I've adapted the answer to how to perform coordinates affine transformation using python? part 2 as follows:
import numpy as np
coords = [
{"pixel": {"x": 610, "y": 1673}, "lnglat": {
"lng": -119.66622566136141, "lat": 37.71690293889708}},
{"pixel": {"x": 3616, "y": 948}, "lnglat": {
"lng": -119.55987333997541, "lat": 37.739791632115}},
{"pixel": {"x": 156, "y": 1582}, "lnglat": {
"lng": -119.68242540789811, "lat": 37.719168689576634}},
{"pixel": {"x": 1432, "y": 1079}, "lnglat": {
"lng": -119.63773163590452, "lat": 37.733899511112554}},
{"pixel": {"x": 1467, "y": 982}, "lnglat": {
"lng": -119.6365899951677, "lat": 37.73740878429034}},
{"pixel": {"x": 2045, "y": 464}, "lnglat": {
"lng": -119.61643210247348, "lat": 37.75263501532096}},
{"pixel": {"x": 2530, "y": 225}, "lnglat": {
"lng": -119.59904847563081, "lat": 37.759640099263024}},
{"pixel": {"x": 3611, "y": 217}, "lnglat": {
"lng": -119.57440674003465, "lat": 37.769372182124215}},
{"pixel": {"x": 4218, "y": 289}, "lnglat": {
"lng": -119.53927620600871, "lat": 37.7590418448261}},
{"pixel": {"x": 4972, "y": 819}, "lnglat": {
"lng": -119.51283799895947, "lat": 37.7451015130886}},
{"pixel": {"x": 4869, "y": 1178}, "lnglat": {
"lng": -119.5150031101931, "lat": 37.73452849532761}},
{"pixel": {"x": 4858, "y": 1268}, "lnglat": {
"lng": -119.51537412573026, "lat": 37.731943969799104}},
{"pixel": {"x": 4637, "y": 1307}, "lnglat": {
"lng": -119.52293169964986, "lat": 37.730726899819345}},
{"pixel": {"x": 4284, "y": 1599}, "lnglat": {
"lng": -119.53520554208092, "lat": 37.72240153076238}},
{"pixel": {"x": 4150, "y": 1676}, "lnglat": {
"lng": -119.53996905111126, "lat": 37.71984653680312}},
{"pixel": {"x": 3432, "y": 1989}, "lnglat": {
"lng": -119.56520552108367, "lat": 37.70994983543632}},
{"pixel": {"x": 2965, "y": 1408}, "lnglat": {
"lng": -119.58234774459186, "lat": 37.72663636959598}},
{"pixel": {"x": 2560, "y": 1921}, "lnglat": {
"lng": -119.59584076119313, "lat": 37.712008849961066}},
{"pixel": {"x": 1840, "y": 1593}, "lnglat": {
"lng": -119.6231396666414, "lat": 37.72018991118786}},
{"pixel": {"x": 1140, "y": 1590}, "lnglat": {
"lng": -119.64782744839357, "lat": 37.71938854312988}},
]
pixel_coordinates = np.array([[coord['pixel']['x'], coord['pixel']['y']] for coord in coords])
lnglat_coordinates = np.array([[coord['lnglat']['lng'], coord['lnglat']['lat']] for coord in coords])
# Pad the data with ones, so that our transformation can do translations too
n = pixel_coordinates.shape[0]
def pad(x):
return np.hstack([x, np.ones((x.shape[0], 1))])
def unpad(x):
return x[:, :-1]
X = pad(pixel_coordinates)
Y = pad(lnglat_coordinates)
# Solve the least squares problem X * A = Y
# to find our transformation matrix A
A, res, rank, s = np.linalg.lstsq(X, Y, rcond=None)
def transform(x):
return unpad(np.dot(pad(x), A))
print("Target:")
print(lnglat_coordinates)
print("Result:")
print(transform(pixel_coordinates))
print("Max error:", np.abs(lnglat_coordinates - transform(pixel_coordinates)).max())
print(A)
The resulting matrix A
looks like this:
[[ 3.55857577e-05 8.98377941e-07 2.81630741e-18]
[ 3.43101520e-06 -2.97714115e-05 -8.56519716e-18]

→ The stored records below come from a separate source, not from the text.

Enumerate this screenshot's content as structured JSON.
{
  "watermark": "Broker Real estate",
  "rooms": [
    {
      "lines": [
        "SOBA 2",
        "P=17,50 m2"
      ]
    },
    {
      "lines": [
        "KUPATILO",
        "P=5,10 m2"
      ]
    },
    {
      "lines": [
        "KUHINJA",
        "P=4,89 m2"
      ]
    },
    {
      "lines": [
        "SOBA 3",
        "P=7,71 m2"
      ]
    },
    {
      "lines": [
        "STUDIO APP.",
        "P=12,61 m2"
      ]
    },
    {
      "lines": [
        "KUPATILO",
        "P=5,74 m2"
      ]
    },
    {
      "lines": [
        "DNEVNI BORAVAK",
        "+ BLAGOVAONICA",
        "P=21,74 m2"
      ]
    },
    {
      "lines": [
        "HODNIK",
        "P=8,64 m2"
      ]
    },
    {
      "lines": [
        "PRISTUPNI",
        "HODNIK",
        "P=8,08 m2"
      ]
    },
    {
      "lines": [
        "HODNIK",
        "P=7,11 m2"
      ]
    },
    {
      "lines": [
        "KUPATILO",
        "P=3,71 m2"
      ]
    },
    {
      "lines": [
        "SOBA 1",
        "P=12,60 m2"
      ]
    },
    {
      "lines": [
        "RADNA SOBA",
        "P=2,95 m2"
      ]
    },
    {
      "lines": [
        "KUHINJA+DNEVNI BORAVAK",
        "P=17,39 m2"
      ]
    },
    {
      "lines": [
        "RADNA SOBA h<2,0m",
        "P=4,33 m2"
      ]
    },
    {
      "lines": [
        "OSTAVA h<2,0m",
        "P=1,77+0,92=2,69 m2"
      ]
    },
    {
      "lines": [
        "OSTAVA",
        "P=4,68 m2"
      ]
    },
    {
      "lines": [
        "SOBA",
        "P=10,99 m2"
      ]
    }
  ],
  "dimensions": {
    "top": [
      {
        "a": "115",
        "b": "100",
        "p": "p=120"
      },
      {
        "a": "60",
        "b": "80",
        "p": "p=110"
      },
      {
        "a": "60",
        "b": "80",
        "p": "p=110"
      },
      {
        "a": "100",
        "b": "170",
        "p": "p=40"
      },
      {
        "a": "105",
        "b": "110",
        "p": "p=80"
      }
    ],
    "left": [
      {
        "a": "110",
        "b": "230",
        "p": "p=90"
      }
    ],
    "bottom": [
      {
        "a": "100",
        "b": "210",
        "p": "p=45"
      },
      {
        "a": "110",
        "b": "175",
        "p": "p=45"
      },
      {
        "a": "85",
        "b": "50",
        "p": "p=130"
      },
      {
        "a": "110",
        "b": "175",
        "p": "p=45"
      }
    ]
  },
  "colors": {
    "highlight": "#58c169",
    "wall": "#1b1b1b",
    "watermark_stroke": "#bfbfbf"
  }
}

[-1.19693144e+02 3.77657997e+01 1.00000000e+00]]
I would expect it to have the form
[[scale 0 0]
[0 -scale 0]
[a b 1]]
What I notice is that the independently derived values of scale
actually differ by ~16% and that the off-diagonal columns which are supposed to be zero aren't.
(In practice, I also notice that the overlay computed with this algorithm is significantly off, as shown below with partial opacity. Note how the roads appear to be shifted to the northwest).
Is there any way to impose these constraints on the least-squares estimation of the affine transformation - that is, to ensure that the transformation consists of scaling and translation only (no skewing or rotation)?